ITC Agrees on Nokia for Partial Review of Patent Case Against Apple

The U.S. International Trade Commission has agreed to a partial review of Nokia’s patent case against Apple which it lost in March, according to Bloomberg. Nokia is the world’s biggest maker of mobile phones.

Nokia alleged that Apple infringed claims on five of its patents; however, a judge ruled that was not the case. The ITC has now agreed to a review of the ruling on two of the patents by its full six-member commission. The ITC will let stand the rest of the finding that Apple didn’t violate three other Nokia patents.

The ITC said it would focus the review on the meaning of specific terms in two patents. Espoo, Finland-based Nokia is seeking to block U.S. imports of the iPhone, one of two cases it lodged against Cupertino, California-based Apple with the ITC.

One of the patents under review relates to a way to improve the quality of speakers and antennas while keeping them small. The other is for reducing the space and energy consumed by having a camera on the phone, according to the complaint.

Apple Claims:

Apple has its own claims against Nokia before the ITC, which has the power to halt imports of products that violate U.S. patents, and in federal court. Its ITC claims were split into two cases, with results expected June 24 and Aug. 5. Apple also has pending allegations in civil court accusing Nokia of trying to strong-arm Apple into providing access to proprietary iPhone technology.

Kristin Huguet, an Apple spokeswoman, declined to comment. Officials with Nokia didn’t immediately return messages seeking comment.

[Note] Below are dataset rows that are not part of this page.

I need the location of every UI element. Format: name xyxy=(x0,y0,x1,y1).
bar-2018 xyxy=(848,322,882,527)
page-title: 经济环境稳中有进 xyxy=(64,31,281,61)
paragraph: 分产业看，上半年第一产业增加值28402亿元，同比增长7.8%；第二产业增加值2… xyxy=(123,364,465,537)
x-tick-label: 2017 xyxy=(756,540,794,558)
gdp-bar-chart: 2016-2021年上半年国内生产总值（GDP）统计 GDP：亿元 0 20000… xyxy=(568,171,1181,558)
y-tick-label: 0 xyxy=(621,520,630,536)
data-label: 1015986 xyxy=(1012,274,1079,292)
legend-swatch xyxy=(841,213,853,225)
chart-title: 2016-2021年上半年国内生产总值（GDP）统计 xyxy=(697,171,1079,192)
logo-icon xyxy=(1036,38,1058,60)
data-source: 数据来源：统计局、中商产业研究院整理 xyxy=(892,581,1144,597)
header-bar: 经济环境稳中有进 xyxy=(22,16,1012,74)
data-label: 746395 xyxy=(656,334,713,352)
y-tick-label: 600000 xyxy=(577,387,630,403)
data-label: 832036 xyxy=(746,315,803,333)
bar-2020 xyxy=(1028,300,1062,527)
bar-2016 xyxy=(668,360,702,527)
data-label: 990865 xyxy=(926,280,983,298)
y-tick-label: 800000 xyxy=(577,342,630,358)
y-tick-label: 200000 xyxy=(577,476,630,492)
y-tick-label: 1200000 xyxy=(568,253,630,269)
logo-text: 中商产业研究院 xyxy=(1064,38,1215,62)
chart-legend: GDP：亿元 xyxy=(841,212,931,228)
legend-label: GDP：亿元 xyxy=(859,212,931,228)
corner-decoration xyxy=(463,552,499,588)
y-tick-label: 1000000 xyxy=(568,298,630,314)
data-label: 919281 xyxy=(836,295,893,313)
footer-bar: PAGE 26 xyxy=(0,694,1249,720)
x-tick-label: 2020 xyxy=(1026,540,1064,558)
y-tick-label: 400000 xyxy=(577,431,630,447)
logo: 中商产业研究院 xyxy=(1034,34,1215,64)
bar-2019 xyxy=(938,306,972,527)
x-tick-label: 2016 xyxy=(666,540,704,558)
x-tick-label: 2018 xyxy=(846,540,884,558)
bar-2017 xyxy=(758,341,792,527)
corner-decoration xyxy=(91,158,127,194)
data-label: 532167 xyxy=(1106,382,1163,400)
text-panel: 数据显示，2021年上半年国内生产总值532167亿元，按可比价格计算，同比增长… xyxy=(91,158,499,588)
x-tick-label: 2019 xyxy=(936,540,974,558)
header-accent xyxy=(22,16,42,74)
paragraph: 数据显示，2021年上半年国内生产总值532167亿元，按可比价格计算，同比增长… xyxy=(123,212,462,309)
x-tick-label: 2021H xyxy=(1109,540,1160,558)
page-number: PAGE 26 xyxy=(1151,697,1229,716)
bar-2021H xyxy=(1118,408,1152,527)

The case is In the Matter of Certain Electronic Devices, Including Mobile Phones, Portable Music Players and Computers, 337-701, and the newer Nokia case is In the Matter of Certain Electronic Devices, Including Mobile Phones, Mobile Tablets, Portable Music Players and Computers, 337-771, both U.S. International Trade Commission (Washington).

Apple’s cases are In the Matter of Mobile Communications and Computer Devices, 337-704 and In the Matter Of Certain Personal Data and Mobile Communications Devices and Related Software, 337-710.